Most of us have the vaccines our doctors recommend, helping to reduce the risk that we – and those around us – will suffer vaccine-preventable diseases.
But what happens when people opt out?
If you decide not to visit your dentist, choose to eat badly or refuse to wear a helmet while cycling, you put yourself at risk. The direct impact on other people’s health is (pretty much) zero.
With vaccines, the health of your community could be affected. You might catch – and spread – infectious diseases at school, in the workplace or in public places.
If enough people in a community are vaccinated, ‘herd immunity’ can be achieved. This makes it very difficult for infectious diseases to spread because a significant majority of people are protected.

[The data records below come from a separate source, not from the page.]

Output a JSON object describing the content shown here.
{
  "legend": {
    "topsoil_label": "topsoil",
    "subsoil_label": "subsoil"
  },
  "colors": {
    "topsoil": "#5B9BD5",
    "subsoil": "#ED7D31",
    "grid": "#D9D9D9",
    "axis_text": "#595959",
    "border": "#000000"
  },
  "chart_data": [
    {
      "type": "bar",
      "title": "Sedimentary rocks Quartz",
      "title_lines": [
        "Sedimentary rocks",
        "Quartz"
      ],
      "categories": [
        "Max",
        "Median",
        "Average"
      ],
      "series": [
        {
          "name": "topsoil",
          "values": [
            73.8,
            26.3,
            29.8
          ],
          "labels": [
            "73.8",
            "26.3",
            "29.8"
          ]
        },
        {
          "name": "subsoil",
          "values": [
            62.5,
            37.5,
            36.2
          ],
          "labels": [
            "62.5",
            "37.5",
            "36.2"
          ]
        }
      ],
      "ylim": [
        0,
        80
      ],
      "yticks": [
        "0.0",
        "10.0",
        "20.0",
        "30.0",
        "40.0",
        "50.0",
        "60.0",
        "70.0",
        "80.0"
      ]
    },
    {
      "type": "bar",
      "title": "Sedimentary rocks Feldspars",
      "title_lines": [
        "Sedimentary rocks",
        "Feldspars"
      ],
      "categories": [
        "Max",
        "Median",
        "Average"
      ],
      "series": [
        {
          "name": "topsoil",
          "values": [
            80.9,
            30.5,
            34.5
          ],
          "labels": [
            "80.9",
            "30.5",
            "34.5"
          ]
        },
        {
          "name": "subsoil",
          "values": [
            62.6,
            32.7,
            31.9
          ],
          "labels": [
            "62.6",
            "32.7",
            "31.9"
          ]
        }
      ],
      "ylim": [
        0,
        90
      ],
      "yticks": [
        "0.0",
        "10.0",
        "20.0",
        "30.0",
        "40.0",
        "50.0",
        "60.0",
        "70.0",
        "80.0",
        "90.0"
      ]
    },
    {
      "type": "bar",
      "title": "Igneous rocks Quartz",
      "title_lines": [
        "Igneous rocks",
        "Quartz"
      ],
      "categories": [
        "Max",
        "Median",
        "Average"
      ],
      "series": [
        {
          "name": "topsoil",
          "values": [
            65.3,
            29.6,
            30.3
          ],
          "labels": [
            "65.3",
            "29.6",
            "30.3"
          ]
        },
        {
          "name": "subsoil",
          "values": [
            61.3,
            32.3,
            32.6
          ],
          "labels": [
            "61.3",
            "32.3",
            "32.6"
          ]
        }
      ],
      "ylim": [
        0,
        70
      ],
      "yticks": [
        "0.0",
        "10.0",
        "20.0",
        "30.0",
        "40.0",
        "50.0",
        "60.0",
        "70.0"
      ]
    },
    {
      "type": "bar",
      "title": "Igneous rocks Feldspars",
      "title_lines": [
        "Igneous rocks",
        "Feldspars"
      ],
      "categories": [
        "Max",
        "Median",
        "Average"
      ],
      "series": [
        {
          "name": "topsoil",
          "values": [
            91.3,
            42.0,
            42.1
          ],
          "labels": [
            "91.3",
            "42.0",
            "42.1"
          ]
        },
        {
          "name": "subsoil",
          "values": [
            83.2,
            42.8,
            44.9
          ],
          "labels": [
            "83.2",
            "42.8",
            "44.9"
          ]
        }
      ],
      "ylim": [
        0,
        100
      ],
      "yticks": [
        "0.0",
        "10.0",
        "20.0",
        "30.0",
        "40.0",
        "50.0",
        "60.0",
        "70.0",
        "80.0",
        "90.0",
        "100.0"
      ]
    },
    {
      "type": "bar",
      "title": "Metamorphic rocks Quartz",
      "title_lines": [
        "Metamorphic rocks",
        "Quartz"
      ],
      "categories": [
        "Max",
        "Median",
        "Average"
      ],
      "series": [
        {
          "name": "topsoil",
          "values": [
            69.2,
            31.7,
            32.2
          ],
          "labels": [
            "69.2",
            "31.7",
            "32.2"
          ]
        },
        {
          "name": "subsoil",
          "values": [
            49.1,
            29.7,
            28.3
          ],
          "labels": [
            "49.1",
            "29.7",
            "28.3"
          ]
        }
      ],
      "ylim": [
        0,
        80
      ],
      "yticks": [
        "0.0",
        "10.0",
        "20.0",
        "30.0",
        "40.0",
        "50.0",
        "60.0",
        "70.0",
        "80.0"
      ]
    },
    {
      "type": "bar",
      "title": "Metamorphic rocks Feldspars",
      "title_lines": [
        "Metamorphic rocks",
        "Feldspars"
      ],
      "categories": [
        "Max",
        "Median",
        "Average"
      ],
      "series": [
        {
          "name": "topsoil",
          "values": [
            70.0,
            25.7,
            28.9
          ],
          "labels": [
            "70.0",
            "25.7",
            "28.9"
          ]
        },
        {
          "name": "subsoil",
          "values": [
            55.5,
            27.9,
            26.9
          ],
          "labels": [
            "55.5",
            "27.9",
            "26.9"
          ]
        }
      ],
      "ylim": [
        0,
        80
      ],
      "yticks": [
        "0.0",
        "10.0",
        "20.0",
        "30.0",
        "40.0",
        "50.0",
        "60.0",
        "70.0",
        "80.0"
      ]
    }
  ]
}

Given that we have a stake in our neighbours’ vaccination status, is it reasonable to insist that everyone have their vaccines? Should it be a condition of accessing education, employment or social payments?
To help understand the issues at play, we sat down with some leading experts and asked whether mandatory vaccination is the answer to minimising the impact of diseases such as measles, diphtheria and pertussis.
Dr Julie Leask of the University of Sydney, says regulation is useful but that absolute mandates go too far. “We need requirements that encourage parents to get their children fully vaccinated,” she says. “But there need to be exemptions for people that don’t vaccinate. It should be harder to get an exemption than to get a vaccine.”
Regulations work, she notes, and help to push the vaccination rates up. However, hard-to-get exemptions are an important component of ‘firm but fair’ policies. Removing other barriers to vaccination, educating health providers and providing strong information systems are also vital pieces of the puzzle.
It’s not all about childhood vaccination. Dr Leask also points to the risk of disease outbreaks resulting from low vaccination rates in adolescents and adults. This, she says, should be part of a multi-part approach to improving public health rather than expecting mandates alone to solve the problem.
Professor Saad Omer, Emory University, takes a similar view. Mandates should, he believes, be used as ‘nudges’. There should be exceptions for those with strong objections but these must be more difficult to secure than the vaccine itself.
“We have shown that there is a reduction in vaccine refusal – and increase in vaccine coverage – if you change the balance of convenience of obtaining exemptions,” he says.
From an ethical perspective, this is the most defendable option, according to Professor Omer: “That strikes the balance between individual autonomy and the community benefit of vaccines.”
Not everyone is so sure that this approach goes far enough. Will appealing to people’s sense of community, and nudging those who are a little hesitant, be sufficient to reach herd immunity (or ‘community immunity’ as it is something known).
Dr Katie Attwell, Murdoch University in Australia, explains why the concept of ‘community immunity’ lacks meaning for people in an individualistic culture.
“The concept of doing things for others has started to break down with the advent of neoliberal ideology, the cult of the individual, and with the idea that if we make decisions about our lives to benefit ourselves we are rewarded,” she says. “It’s very hard to then make claims that when it comes to vaccination you should be looking after other people.”
In addition to this “community deficit”, Dr Attwell says that for some who refuse vaccines, the very idea of herd immunity is open to question. They may not hold a scientific view but, unfortunately, some people remain unconvinced by research.
“Some parents would not see themselves as free-riders benefitting from other people’s decisions to vaccinate,” she explains. “They don’t see that vaccines work, and that what others are doing impacts on their health and wellbeing.”
In light of this, health policymakers have a serious problem: they are pitching the concept of community immunity to individuals whose faith in ‘community’ and ‘immunity’ are strained.
Dr Attwell says it’s time to look at all “tools in the toolbox”. These include persuasion, appealing to people’s values, and ensuring vaccines are accessible.
If all of this is in place and vaccination rates are too low, it may become necessary to consider more “coercive” options. The alternative would be to facilitate outbreaks of disease.
Does this mean we should reluctantly embrace vaccine mandates in Europe or would it do more harm than good?